I’ve met some terrific people thus far and been welcomed very warmly. I’ve found an enthusiastic agent, had a few commercial castings and even shot a small commercial gig for a new tech accessory. Dave and I have had a number of adventures – from the madness and divine world of Burning Man to the splendour of Lake Tahoe. We’ve caught Dave Matthews, Erykah Badu AND Lauryn Hill in concert. I’ve learnt about US football and whooped it up at a 49ers game, and been taking regular visits to our neighboring park, Golden Gate. So, that’s all been a blast, and then some.

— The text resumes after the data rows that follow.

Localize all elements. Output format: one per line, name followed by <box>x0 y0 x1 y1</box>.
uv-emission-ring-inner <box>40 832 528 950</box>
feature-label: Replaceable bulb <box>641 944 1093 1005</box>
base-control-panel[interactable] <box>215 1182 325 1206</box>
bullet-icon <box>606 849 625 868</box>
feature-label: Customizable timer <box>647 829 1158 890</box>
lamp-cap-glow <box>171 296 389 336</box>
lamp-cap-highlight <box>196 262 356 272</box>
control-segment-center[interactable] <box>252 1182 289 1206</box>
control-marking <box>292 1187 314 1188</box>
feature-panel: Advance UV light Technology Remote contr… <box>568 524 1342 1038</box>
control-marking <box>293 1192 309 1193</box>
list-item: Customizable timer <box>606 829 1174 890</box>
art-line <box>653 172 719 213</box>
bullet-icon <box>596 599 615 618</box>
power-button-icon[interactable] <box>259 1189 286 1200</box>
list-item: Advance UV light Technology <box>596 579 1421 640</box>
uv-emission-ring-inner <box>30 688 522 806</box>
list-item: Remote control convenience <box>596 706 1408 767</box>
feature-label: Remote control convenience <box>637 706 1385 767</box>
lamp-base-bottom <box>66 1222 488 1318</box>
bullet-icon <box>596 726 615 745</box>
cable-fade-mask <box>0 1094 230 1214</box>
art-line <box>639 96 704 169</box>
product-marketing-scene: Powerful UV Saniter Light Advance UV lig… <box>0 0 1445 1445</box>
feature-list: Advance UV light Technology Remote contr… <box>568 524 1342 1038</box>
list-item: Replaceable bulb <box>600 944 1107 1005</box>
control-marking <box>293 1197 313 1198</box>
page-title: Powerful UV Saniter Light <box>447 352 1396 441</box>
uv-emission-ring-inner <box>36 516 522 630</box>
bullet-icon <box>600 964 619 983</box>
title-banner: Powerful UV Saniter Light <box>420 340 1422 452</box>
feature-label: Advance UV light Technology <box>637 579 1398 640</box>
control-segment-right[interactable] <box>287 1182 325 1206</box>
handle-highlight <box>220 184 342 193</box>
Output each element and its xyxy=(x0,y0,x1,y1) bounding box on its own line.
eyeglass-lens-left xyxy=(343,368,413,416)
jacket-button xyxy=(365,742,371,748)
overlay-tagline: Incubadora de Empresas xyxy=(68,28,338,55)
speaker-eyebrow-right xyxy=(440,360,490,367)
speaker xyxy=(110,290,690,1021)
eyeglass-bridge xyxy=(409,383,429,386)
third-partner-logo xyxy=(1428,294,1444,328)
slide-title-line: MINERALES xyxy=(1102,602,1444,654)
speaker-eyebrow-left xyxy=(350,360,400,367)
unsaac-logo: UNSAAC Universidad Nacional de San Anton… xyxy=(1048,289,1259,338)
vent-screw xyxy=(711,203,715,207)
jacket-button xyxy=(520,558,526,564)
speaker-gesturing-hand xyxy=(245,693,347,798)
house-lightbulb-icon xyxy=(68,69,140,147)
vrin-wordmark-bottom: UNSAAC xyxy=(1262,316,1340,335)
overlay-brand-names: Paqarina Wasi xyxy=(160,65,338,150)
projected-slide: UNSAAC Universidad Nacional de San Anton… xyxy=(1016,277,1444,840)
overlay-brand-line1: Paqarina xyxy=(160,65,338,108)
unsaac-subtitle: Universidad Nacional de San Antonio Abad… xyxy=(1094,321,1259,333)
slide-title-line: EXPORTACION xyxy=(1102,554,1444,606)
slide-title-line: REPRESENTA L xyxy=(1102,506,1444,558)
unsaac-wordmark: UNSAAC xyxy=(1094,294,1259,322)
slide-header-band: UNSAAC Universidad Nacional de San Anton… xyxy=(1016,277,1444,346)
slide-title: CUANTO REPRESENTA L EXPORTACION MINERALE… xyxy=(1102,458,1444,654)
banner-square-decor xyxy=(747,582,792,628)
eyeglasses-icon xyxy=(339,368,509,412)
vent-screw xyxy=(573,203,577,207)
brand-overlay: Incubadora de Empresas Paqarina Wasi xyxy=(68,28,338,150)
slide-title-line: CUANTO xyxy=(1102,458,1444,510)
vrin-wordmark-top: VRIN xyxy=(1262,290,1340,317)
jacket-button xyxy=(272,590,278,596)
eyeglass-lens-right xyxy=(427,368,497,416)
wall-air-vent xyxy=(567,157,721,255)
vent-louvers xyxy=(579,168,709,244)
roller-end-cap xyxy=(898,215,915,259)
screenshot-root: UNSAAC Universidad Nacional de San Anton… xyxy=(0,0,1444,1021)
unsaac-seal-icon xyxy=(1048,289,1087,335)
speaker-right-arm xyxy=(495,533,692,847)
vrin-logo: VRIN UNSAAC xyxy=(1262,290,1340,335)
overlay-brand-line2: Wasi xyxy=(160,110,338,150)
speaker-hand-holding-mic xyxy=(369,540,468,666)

For now, I’m enjoying quiet time and getting to know this new family, and city. The weather reminds me a little of London at times. My car has become almost redundant. I spend more time shifting it out of street sweeping zones than driving it, I reckon. The cost of things is certainly more expensive across the board. Even the dollar store I went into yesterday charged $1.49 per item (ummm, false advertising!). I’ve started back at Bikram (hot) yoga, and that’s amazing all round. Dave and his son, Elijah, make me laugh no end. We’ve been talking a lot about farts and pooping bears, been having major snuggle sessions and dance parties with Pharell’s song ‘Happy’ on repeat, at Elijah’s request (:
I’m taking it step by step, out onto the road again…and feeling stronger and lighter by the day. All is evolving as it should be…trust, breathe, believe.